Regency Centers Corporation (“Regency” or the “Company”) (NYSE:REG)
today announced that it plans to commence an underwritten public
offering of 3,100,000 shares of its common stock subject to the forward
sale agreement described below.
J.P. Morgan is acting as sole manager for the offering.
In connection with the offering of its common stock, Regency expects to
enter into a forward sale agreement with an affiliate of J.P. Morgan
(the “Forward Purchaser”), under which Regency will agree to sell to the
Forward Purchaser the same number of shares of Regency’s common stock
sold by an affiliate of the Forward Purchaser to the underwriter for
sale in the underwritten public offering (subject to Regency’s right, in
certain circumstances, to elect cash settlement of the forward sale
agreement).
In connection with the forward sale agreement, the Forward Purchaser (or
its affiliate) is expected to borrow from third-party lenders and sell
to the underwriter up to 3,100,000 shares of the Company’s common stock
at the close of the offering.
Settlement of the forward sale agreement will occur on one or more dates
no later than approximately 15 months after the date of the prospectus
supplement relating to the offering. Upon any physical settlement of the
forward sale agreement, the Company will issue and deliver to the
Forward Purchaser shares of the Company’s common stock in exchange for
cash proceeds per share equal to the forward sale price, which will
initially be the price at which the underwriter agrees to buy the shares
of the Company’s common stock in the offering, and will be subject to
certain adjustments as provided in the forward sale agreement. The
Company may, in certain circumstances, elect cash settlement for all or
a portion of its obligations under the forward sale agreement.
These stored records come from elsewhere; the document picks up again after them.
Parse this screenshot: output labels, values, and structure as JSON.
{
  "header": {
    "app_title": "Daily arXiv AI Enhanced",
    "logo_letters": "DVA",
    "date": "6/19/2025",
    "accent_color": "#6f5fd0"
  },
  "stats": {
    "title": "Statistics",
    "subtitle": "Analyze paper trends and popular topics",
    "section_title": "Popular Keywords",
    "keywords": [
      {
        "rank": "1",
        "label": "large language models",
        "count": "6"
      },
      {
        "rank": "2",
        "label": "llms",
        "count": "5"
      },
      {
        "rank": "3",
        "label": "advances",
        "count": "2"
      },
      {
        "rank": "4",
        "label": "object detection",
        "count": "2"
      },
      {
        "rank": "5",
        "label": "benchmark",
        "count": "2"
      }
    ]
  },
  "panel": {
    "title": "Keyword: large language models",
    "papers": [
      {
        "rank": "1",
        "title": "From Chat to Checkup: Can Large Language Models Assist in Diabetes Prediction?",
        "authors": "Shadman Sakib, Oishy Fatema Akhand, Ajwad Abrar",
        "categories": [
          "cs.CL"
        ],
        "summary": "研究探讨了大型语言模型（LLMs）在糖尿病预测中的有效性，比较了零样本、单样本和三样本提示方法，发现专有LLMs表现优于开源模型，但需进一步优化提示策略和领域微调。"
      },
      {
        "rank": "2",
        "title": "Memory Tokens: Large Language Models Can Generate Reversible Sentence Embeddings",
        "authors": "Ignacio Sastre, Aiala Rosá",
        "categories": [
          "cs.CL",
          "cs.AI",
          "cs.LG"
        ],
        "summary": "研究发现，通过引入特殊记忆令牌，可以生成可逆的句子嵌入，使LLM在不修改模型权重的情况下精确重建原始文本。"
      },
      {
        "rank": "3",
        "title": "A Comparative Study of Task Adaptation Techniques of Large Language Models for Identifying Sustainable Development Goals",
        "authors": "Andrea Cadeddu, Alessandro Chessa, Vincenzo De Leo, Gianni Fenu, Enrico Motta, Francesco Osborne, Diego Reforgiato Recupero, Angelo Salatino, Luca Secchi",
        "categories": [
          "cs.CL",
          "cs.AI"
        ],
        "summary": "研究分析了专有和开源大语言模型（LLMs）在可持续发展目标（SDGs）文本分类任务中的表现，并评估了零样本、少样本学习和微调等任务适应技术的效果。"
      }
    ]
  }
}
The Company intends to use any net proceeds that it receives upon
settlement of the forward sale agreement described above or upon any
issuance and sale to the underwriter of shares of the Company’s common
stock in the offering to fund potential acquisition opportunities,
development and redevelopment activities, repay maturing debts, and/or
for general corporate purposes.
This offering is being made pursuant to an effective shelf registration
statement and prospectus filed by Regency with the Securities and
Exchange Commission. To obtain a copy of the prospectus supplement and
related base prospectus for this offering, please contact J.P. Morgan
Securities LLC, Attention: Broadridge Financial Solutions at 1155 Long
Island Avenue, Edgewood, New York 11717, or by telephone at (866)
803-9204.
This news release does not constitute an offer to sell or a solicitation
of an offer to buy the securities described herein, nor shall there be
any sale of these securities in any state or jurisdiction in which such
an offer, solicitation or sale would be unlawful prior to registration
or qualification under the securities laws of any such jurisdiction. The
offering may be made only by means of a prospectus supplement and
related base prospectus.
About Regency Centers Corporation
With more than 50 years of experience, Regency is the preeminent
national owner, operator and developer of high-quality, grocery-anchored
neighborhood and community shopping centers. The Company’s portfolio of
318 retail properties encompasses over 42.8 million square feet located
in top markets throughout the United States, including co-investment
partnerships. Regency has developed 221 shopping centers since 2000,
representing an investment at completion of more than $3 billion.
Operating as a fully integrated real estate company, Regency is a
qualified real estate investment trust that is self-administered and
self-managed.
Forward-looking statements involve risks and uncertainties. Actual
future performance, outcomes and results may differ materially from
those expressed in forward-looking statements. Please refer to the
documents filed by Regency Centers Corporation with the SEC,
specifically the most recent reports on Forms 10-K and 10-Q, which
identify important risk factors which could cause actual results to
differ from those contained in the forward-looking statements.